Of course, all of those things are difficult to do. For example, going from 8 GB to 2 GB of RAM doesn't mean you can just make all those memory allocations 1/4 the size of what they were on the 8gb console and things "just work". There's a minimum memory allocation needed to handle all of the animations, or collision detection and what not. Your collision detection is going to be a lot worse if it doesn't have the same resources to make the same calculations at the same rates as before, thus you'd be fundamentally changing your game.
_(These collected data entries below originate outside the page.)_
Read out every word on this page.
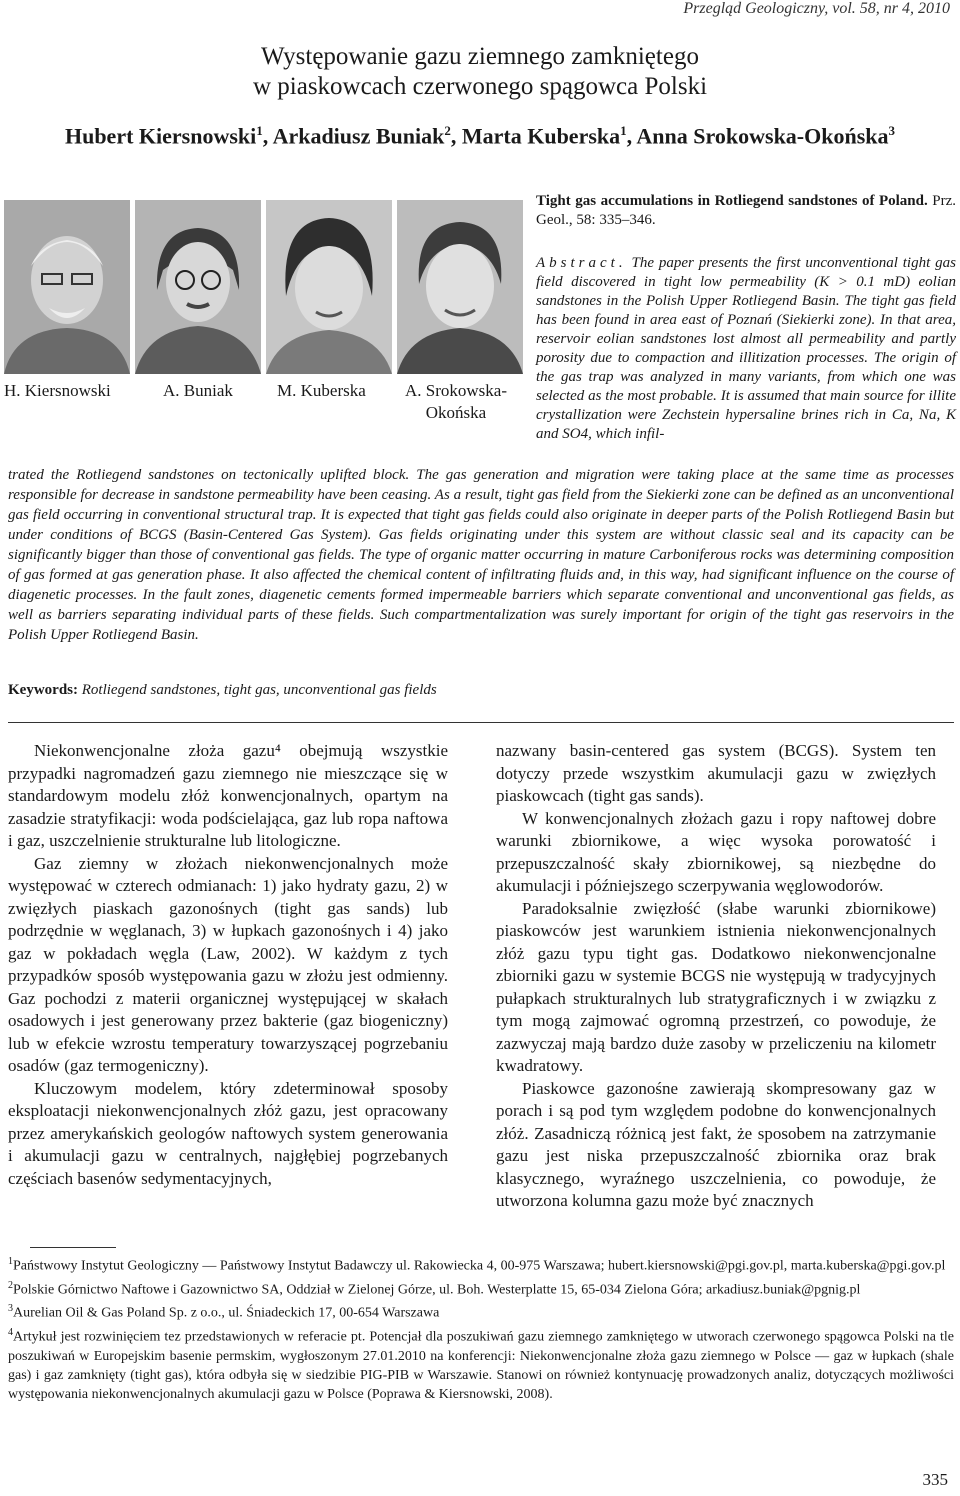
Przegląd Geologiczny, vol. 58, nr 4, 2010
Występowanie gazu ziemnego zamkniętego
w piaskowcach czerwonego spągowca Polski
Hubert Kiersnowski$^1$, Arkadiusz Buniak$^2$, Marta Kuberska$^1$, Anna Srokowska-Okońska$^3$
H. Kiersnowski	A. Buniak	M. Kuberska A. Srokowska-
Okońska
Tight gas accumulations in Rotliegend sandstones of Poland. Prz. Geol., 58: 335–346.
Abstract. The paper presents the first unconventional tight gas field discovered in tight low permeability (K > 0.1 mD) eolian sandstones in the Polish Upper Rotliegend Basin. The tight gas field has been found in area east of Poznań (Siekierki zone). In that area, reservoir eolian sandstones lost almost all permeability and partly porosity due to compaction and illitization processes. The origin of the gas trap was analyzed in many variants, from which one was selected as the most probable. It is assumed that main source for illite crystallization were Zechstein hypersaline brines rich in Ca, Na, K and SO4, which infil-
trated the Rotliegend sandstones on tectonically uplifted block. The gas generation and migration were taking place at the same time as processes responsible for decrease in sandstone permeability have been ceasing. As a result, tight gas field from the Siekierki zone can be defined as an unconventional gas field occurring in conventional structural trap. It is expected that tight gas fields could also originate in deeper parts of the Polish Rotliegend Basin but under conditions of BCGS (Basin-Centered Gas System). Gas fields originating under this system are without classic seal and its capacity can be significantly bigger than those of conventional gas fields. The type of organic matter occurring in mature Carboniferous rocks was determining composition of gas formed at gas generation phase. It also affected the chemical content of infiltrating fluids and, in this way, had significant influence on the course of diagenetic processes. In the fault zones, diagenetic cements formed impermeable barriers which separate conventional and unconventional gas fields, as well as barriers separating individual parts of these fields. Such compartmentalization was surely important for origin of the tight gas reservoirs in the Polish Upper Rotliegend Basin.
Keywords: Rotliegend sandstones, tight gas, unconventional gas fields

Niekonwencjonalne złoża gazu⁴ obejmują wszystkie przypadki nagromadzeń gazu ziemnego nie mieszczące się w standardowym modelu złóż konwencjonalnych, opartym na zasadzie stratyfikacji: woda podścielająca, gaz lub ropa naftowa i gaz, uszczelnienie strukturalne lub litologiczne.

Gaz ziemny w złożach niekonwencjonalnych może występować w czterech odmianach: 1) jako hydraty gazu, 2) w zwięzłych piaskach gazonośnych (tight gas sands) lub podrzędnie w węglanach, 3) w łupkach gazonośnych i 4) jako gaz w pokładach węgla (Law, 2002). W każdym z tych przypadków sposób występowania gazu w złożu jest odmienny. Gaz pochodzi z materii organicznej występującej w skałach osadowych i jest generowany przez bakterie (gaz biogeniczny) lub w efekcie wzrostu temperatury towarzyszącej pogrzebaniu osadów (gaz termogeniczny).

Kluczowym modelem, który zdeterminował sposoby eksploatacji niekonwencjonalnych złóż gazu, jest opracowany przez amerykańskich geologów naftowych system generowania i akumulacji gazu w centralnych, najgłębiej pogrzebanych częściach basenów sedymentacyjnych,

nazwany basin-centered gas system (BCGS). System ten dotyczy przede wszystkim akumulacji gazu w zwięzłych piaskowcach (tight gas sands).

W konwencjonalnych złożach gazu i ropy naftowej dobre warunki zbiornikowe, a więc wysoka porowatość i przepuszczalność skały zbiornikowej, są niezbędne do akumulacji i późniejszego sczerpywania węglowodorów.

Paradoksalnie zwięzłość (słabe warunki zbiornikowe) piaskowców jest warunkiem istnienia niekonwencjonalnych złóż gazu typu tight gas. Dodatkowo niekonwencjonalne zbiorniki gazu w systemie BCGS nie występują w tradycyjnych pułapkach strukturalnych lub stratygraficznych i w związku z tym mogą zajmować ogromną przestrzeń, co powoduje, że zazwyczaj mają bardzo duże zasoby w przeliczeniu na kilometr kwadratowy.

Piaskowce gazonośne zawierają skompresowany gaz w porach i są pod tym względem podobne do konwencjonalnych złóż. Zasadniczą różnicą jest fakt, że sposobem na zatrzymanie gazu jest niska przepuszczalność zbiornika oraz brak klasycznego, wyraźnego uszczelnienia, co powoduje, że utworzona kolumna gazu może być znacznych

$^1$Państwowy Instytut Geologiczny — Państwowy Instytut Badawczy ul. Rakowiecka 4, 00-975 Warszawa; hubert.kiersnowski@pgi.gov.pl, marta.kuberska@pgi.gov.pl

$^2$Polskie Górnictwo Naftowe i Gazownictwo SA, Oddział w Zielonej Górze, ul. Boh. Westerplatte 15, 65-034 Zielona Góra; arkadiusz.buniak@pgnig.pl

$^3$Aurelian Oil & Gas Poland Sp. z o.o., ul. Śniadeckich 17, 00-654 Warszawa

$^4$Artykuł jest rozwinięciem tez przedstawionych w referacie pt. Potencjał dla poszukiwań gazu ziemnego zamkniętego w utworach czerwonego spągowca Polski na tle poszukiwań w Europejskim basenie permskim, wygłoszonym 27.01.2010 na konferencji: Niekonwencjonalne złoża gazu ziemnego w Polsce — gaz w łupkach (shale gas) i gaz zamknięty (tight gas), która odbyła się w siedzibie PIG-PIB w Warszawie. Stanowi on również kontynuację prowadzonych analiz, dotyczących możliwości występowania niekonwencjonalnych akumulacji gazu w Polsce (Poprawa & Kiersnowski, 2008).

335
You also can't just "scale" a 3D model, or it's rigging skeletion, or it's animations down to 1/4 of its memory footprint with the click of a mouse.  Someone has to go in and make new simpler versions of the game so the game doesn't run terribly. Now you might be thinking "well what about PCs?". Well there's such things as "minimum requirements" for a reason. Also, take a note of any AAA PC game running at its lowest setting vs running at its highest. Do you think such a dramatic difference sold as "the same game on the same platform" would be acceptable to Nintendo's consumers? These are all factors that JustBeingReal completely trivializes, and thinks can be solved with a slider in a settings menu.

Now let's look at that identical Operating system. Let's say it takes less than half the Memory footprint the PS4 uses, and the same memory footprint as the Wii U - 1.0 GB. Woops. There goes half of the memory the handheld uses. They're identical after all, and Operating Systems don't exactly scale do they? Otherwise why make the console Operating System that big in the first place? Look's like we're stripping down that operating system for the handheld. Now that's another factor the infrastructure has to account for.
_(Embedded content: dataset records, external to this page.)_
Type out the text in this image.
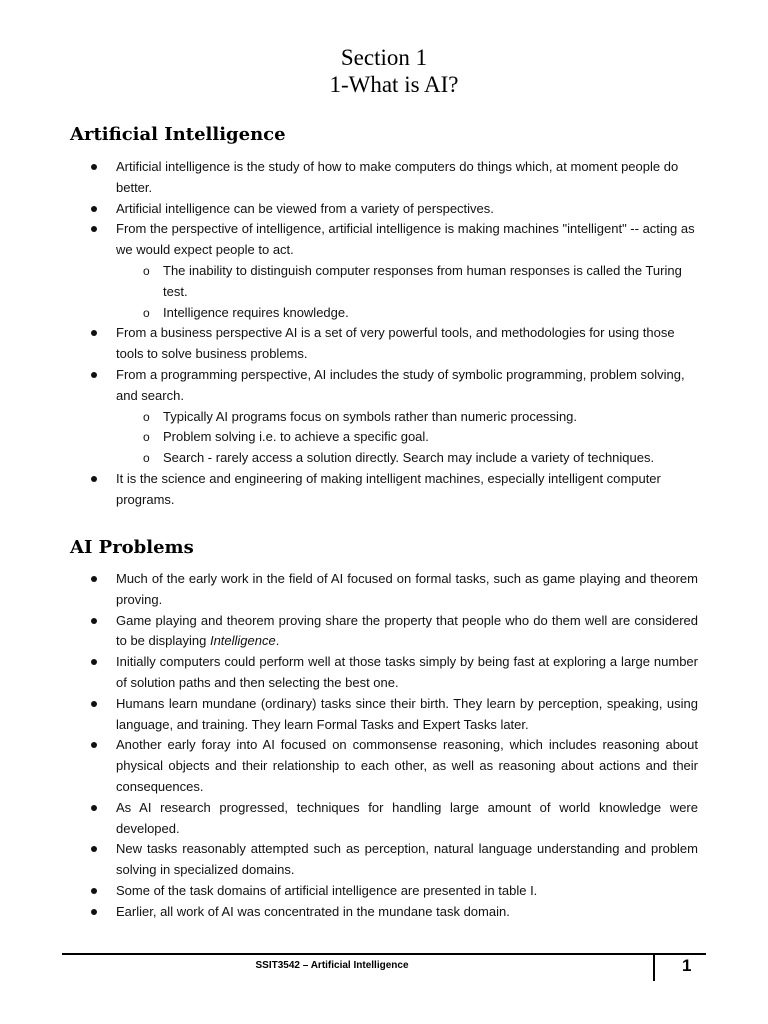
Section 1
1-What is AI?
Artificial Intelligence
Artificial intelligence is the study of how to make computers do things which, at moment people do better.
Artificial intelligence can be viewed from a variety of perspectives.
From the perspective of intelligence, artificial intelligence is making machines "intelligent" -- acting as we would expect people to act.
o The inability to distinguish computer responses from human responses is called the Turing test.
o Intelligence requires knowledge.
From a business perspective AI is a set of very powerful tools, and methodologies for using those tools to solve business problems.
From a programming perspective, AI includes the study of symbolic programming, problem solving, and search.
o Typically AI programs focus on symbols rather than numeric processing.
o Problem solving i.e. to achieve a specific goal.
o Search - rarely access a solution directly. Search may include a variety of techniques.
It is the science and engineering of making intelligent machines, especially intelligent computer programs.
AI Problems
Much of the early work in the field of AI focused on formal tasks, such as game playing and theorem proving.
Game playing and theorem proving share the property that people who do them well are considered to be displaying Intelligence.
Initially computers could perform well at those tasks simply by being fast at exploring a large number of solution paths and then selecting the best one.
Humans learn mundane (ordinary) tasks since their birth. They learn by perception, speaking, using language, and training. They learn Formal Tasks and Expert Tasks later.
Another early foray into AI focused on commonsense reasoning, which includes reasoning about physical objects and their relationship to each other, as well as reasoning about actions and their consequences.
As AI research progressed, techniques for handling large amount of world knowledge were developed.
New tasks reasonably attempted such as perception, natural language understanding and problem solving in specialized domains.
Some of the task domains of artificial intelligence are presented in table I.
Earlier, all work of AI was concentrated in the mundane task domain.
SSIT3542 – Artificial Intelligence	1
...this is all going pear-shaped isn't it? But it looks good on paper!

I'm not trying to convince you of anything, I'm asking questions because I legitimately don't know. I'm just asking wouldn't a theoretical handheld & console that are much closer in power along with sharing an OS, architecture, API be able to receive cross-platform titles much easier than Vita/PS4 or 3DS/Wii U?

It would definitely be easier - but by how much? A lot less than a lot of people think I'd say. I definitely I wouldn't say "much easier".

But that's a pretty vague term. The truth is I couldn't possibly say without knowing a lot of different factors that haven't been publicly revealed. I'd have to know how good the infrastructure for both devices is (tools, developer kits, test kits etc.) I'd have to know the arcitecture of both devices - if there are any bottlenecks found in one and not the other, or if the handheld has any power management controls that limits system resources if the system if under load for a certain period, for example. But even if one is a "scaled down" version of the same architecture, there could be a processor cache that's so small that it prevents certain operations from being used on it that would be arbitrary on the "higher scale" version. I'd have to know how similar the Operating Systems and APIs are.

There are so many things I'd need to know to make an even remotely educated guess, but if I were to speculate, I'd say it'd make things 20-30% easier, but that's still not exactly a walk in the park.